Once a new offering has been shelf-life tested and approved for flavor through our taste-testing process, we must now consider how to get it to your local store as fresh as possible.
The goal of packaging a product is to prolong shelf life to reduce food waste and enhance the flavor experience. During the development of a new package, a key factor we must consider is airflow. Have you ever noticed the tiny breathing holes on the side of your bag of Bell Peppers or a pack of snacking Tomatoes?
Each product requires varying degrees of ventilation to prevent humidity within the package that causes them to spoil. Tomato-on-the-Vine is a great example as it requires more ventilation than a Cherry Tomato or Beefsteak Tomato.
Once the airflow required in the packaging is determined we create a mock-up to see how effective it is. For new offerings, we put the product in the prototype and then do additional shelf-life testing to see how the product will perform once shipped and in stores.
We are committed to doing better for our planet by crafting packaging that lasts only as long as we need it. After 2 years of thorough research and development, our 100% home compostable Cucumber wrap was introduced. The first of its kind to be launched within the North American marketplace, this eco-friendly wrap protects and preserves our Long English Cucumbers while also avoiding any plastic waste from entering the environment.
The Path Forward is Vertical
You can do a world of good with food. It all starts with how you grow it. In the world greenhouse, our crops are raised in enclosed spaces using high-tech vertical methods keeping our plants cozy all year round.
To grow in a greenhouse requires the ability to control the environment using the latest food technology.

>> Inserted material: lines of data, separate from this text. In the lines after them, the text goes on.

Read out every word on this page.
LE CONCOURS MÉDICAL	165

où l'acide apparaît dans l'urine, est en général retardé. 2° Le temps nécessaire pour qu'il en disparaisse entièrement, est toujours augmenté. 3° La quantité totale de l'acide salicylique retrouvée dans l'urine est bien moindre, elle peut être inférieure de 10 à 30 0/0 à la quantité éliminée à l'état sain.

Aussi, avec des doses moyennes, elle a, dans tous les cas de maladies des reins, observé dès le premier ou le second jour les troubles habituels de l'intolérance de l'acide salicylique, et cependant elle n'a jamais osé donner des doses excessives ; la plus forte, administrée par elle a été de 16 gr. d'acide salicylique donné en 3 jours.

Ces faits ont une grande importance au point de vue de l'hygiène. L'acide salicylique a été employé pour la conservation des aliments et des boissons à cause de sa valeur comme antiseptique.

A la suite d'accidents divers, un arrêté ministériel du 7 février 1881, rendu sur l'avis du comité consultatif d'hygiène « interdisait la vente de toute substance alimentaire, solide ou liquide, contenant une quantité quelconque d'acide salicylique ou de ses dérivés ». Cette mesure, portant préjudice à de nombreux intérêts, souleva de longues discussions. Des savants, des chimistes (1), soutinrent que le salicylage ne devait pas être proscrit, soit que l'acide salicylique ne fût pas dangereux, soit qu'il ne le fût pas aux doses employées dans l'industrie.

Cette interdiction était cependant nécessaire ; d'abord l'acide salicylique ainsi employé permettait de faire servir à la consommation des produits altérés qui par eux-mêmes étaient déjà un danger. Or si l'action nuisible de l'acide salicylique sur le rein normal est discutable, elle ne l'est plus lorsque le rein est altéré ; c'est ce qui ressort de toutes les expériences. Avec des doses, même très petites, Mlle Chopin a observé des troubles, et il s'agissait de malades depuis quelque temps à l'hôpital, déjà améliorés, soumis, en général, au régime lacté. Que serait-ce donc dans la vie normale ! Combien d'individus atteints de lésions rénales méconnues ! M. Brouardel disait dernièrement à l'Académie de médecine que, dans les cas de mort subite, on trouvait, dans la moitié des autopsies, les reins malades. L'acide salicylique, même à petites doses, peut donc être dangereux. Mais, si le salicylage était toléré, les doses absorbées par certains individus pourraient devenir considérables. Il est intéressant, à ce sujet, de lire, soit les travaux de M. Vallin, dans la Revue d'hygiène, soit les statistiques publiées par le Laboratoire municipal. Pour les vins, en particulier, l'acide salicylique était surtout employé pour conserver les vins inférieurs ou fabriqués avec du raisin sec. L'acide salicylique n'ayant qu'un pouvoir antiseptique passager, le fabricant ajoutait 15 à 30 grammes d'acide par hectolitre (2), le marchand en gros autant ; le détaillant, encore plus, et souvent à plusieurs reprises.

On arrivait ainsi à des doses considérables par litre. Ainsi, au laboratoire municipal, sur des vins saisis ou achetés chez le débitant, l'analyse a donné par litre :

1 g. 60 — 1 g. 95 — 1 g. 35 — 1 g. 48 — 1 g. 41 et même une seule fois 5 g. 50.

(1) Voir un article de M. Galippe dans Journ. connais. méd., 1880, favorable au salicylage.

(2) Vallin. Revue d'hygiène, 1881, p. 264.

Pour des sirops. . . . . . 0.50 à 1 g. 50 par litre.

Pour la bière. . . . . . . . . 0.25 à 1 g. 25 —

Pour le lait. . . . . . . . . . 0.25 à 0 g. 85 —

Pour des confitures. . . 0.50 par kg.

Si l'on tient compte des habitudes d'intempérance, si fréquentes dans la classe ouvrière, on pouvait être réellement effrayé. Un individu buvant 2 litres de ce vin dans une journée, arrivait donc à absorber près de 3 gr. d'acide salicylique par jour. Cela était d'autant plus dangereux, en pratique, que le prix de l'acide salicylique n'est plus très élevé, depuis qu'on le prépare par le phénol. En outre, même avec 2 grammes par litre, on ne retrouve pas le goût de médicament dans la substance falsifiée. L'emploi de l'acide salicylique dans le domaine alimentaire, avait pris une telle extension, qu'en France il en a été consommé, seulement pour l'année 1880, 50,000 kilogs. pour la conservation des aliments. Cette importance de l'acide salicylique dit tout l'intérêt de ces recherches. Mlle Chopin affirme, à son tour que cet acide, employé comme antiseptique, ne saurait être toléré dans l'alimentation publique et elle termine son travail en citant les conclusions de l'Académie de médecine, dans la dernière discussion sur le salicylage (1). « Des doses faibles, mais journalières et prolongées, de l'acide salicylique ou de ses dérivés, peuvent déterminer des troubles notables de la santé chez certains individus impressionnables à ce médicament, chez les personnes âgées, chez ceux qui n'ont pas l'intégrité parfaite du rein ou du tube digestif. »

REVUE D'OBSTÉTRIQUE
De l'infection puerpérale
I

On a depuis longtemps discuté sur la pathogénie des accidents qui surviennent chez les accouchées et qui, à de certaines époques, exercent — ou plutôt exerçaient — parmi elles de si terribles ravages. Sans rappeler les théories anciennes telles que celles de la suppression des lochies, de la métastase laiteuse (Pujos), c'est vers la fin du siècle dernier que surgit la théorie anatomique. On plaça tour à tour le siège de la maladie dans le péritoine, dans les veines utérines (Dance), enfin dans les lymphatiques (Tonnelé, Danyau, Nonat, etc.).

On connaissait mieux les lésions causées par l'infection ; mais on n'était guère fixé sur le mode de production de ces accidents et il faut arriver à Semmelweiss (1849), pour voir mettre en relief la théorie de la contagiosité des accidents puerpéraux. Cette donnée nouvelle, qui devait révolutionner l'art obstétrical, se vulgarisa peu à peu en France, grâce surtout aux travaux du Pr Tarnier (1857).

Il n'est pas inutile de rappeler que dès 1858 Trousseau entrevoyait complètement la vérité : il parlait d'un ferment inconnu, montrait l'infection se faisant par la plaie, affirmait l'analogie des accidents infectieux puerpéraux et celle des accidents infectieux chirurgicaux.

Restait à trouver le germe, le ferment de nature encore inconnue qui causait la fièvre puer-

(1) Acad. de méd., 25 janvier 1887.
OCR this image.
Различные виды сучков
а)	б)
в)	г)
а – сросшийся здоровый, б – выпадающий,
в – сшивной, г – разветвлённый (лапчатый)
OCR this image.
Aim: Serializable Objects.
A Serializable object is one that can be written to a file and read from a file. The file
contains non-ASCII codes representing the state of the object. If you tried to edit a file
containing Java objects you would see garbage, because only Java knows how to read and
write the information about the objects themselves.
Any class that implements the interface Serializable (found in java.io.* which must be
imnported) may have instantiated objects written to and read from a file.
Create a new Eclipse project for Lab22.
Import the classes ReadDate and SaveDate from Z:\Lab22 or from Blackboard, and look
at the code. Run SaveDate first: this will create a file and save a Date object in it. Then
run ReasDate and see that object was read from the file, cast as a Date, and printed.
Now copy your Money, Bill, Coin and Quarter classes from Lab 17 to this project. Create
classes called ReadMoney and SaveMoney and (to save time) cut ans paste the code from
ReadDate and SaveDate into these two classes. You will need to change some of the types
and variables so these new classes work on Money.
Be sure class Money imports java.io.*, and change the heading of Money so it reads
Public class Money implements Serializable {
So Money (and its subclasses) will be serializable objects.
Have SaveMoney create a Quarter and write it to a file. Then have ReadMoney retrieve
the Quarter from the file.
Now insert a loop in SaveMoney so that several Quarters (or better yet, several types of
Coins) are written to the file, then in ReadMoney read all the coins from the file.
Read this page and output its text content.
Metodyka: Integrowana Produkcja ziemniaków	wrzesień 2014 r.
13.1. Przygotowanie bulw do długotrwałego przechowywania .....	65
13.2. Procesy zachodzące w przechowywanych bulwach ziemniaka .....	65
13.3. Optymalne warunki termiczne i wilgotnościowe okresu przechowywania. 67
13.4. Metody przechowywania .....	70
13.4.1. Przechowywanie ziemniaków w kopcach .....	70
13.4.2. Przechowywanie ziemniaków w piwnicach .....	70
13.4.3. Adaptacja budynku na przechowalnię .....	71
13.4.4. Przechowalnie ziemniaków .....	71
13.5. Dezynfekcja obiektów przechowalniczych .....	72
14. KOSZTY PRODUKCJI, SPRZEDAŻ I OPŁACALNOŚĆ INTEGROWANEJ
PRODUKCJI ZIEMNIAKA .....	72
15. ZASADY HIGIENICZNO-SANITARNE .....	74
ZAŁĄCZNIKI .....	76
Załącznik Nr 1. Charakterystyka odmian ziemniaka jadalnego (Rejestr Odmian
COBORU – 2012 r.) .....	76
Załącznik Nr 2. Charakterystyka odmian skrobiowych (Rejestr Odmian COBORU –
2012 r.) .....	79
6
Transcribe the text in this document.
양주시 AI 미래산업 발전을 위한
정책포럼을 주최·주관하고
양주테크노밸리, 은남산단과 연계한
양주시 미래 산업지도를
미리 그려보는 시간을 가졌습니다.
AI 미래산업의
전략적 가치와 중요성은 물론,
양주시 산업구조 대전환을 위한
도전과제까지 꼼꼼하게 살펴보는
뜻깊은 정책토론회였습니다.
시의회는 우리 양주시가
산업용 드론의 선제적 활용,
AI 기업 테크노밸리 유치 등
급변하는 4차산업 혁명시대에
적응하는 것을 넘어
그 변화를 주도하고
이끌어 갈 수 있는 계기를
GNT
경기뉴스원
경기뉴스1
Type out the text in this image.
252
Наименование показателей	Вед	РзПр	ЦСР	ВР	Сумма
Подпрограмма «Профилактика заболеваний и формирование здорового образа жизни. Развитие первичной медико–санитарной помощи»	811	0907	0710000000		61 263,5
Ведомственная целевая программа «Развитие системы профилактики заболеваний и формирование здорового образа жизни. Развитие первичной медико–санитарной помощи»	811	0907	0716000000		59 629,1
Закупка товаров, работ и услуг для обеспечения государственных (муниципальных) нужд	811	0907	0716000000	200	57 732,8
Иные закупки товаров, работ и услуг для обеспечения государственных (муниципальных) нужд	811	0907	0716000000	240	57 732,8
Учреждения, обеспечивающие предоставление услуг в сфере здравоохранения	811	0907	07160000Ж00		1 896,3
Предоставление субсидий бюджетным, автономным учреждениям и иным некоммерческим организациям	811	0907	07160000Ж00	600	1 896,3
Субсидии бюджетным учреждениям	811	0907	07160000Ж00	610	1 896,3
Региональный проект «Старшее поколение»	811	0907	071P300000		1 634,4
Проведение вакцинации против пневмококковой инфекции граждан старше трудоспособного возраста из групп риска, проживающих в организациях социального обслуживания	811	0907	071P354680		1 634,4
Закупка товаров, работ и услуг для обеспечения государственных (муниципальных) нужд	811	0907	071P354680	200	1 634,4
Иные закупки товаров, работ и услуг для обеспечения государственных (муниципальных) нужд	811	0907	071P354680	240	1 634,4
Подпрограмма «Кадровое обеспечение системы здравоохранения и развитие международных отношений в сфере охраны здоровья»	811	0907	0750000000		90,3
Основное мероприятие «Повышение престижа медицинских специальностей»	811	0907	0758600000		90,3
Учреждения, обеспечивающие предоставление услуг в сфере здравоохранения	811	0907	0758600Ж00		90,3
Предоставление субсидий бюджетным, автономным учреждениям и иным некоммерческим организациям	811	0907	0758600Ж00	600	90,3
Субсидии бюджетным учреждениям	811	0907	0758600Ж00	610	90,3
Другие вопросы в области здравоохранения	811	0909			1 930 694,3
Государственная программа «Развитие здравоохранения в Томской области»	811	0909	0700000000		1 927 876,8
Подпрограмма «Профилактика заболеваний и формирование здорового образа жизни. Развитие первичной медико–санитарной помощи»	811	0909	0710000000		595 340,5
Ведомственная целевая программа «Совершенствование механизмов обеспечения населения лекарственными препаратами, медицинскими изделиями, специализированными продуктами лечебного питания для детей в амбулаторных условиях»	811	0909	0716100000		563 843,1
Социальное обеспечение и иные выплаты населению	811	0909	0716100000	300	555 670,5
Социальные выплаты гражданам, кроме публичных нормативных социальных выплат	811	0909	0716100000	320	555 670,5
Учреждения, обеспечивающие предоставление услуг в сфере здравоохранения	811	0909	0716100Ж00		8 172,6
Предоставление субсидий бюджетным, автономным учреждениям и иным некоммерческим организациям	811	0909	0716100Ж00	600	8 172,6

Closed-loop irrigation, advances in lighting, and our state-of-the-art climate control system are all examples of developments that are transforming our growing practices and helping to feed the growing global population.
The Future is Fresh
As we continue to trial new and exciting fruits and vegetables in the greenhouse, science will continue to be our friend as we discover how to grow more sustainable and delicious produce.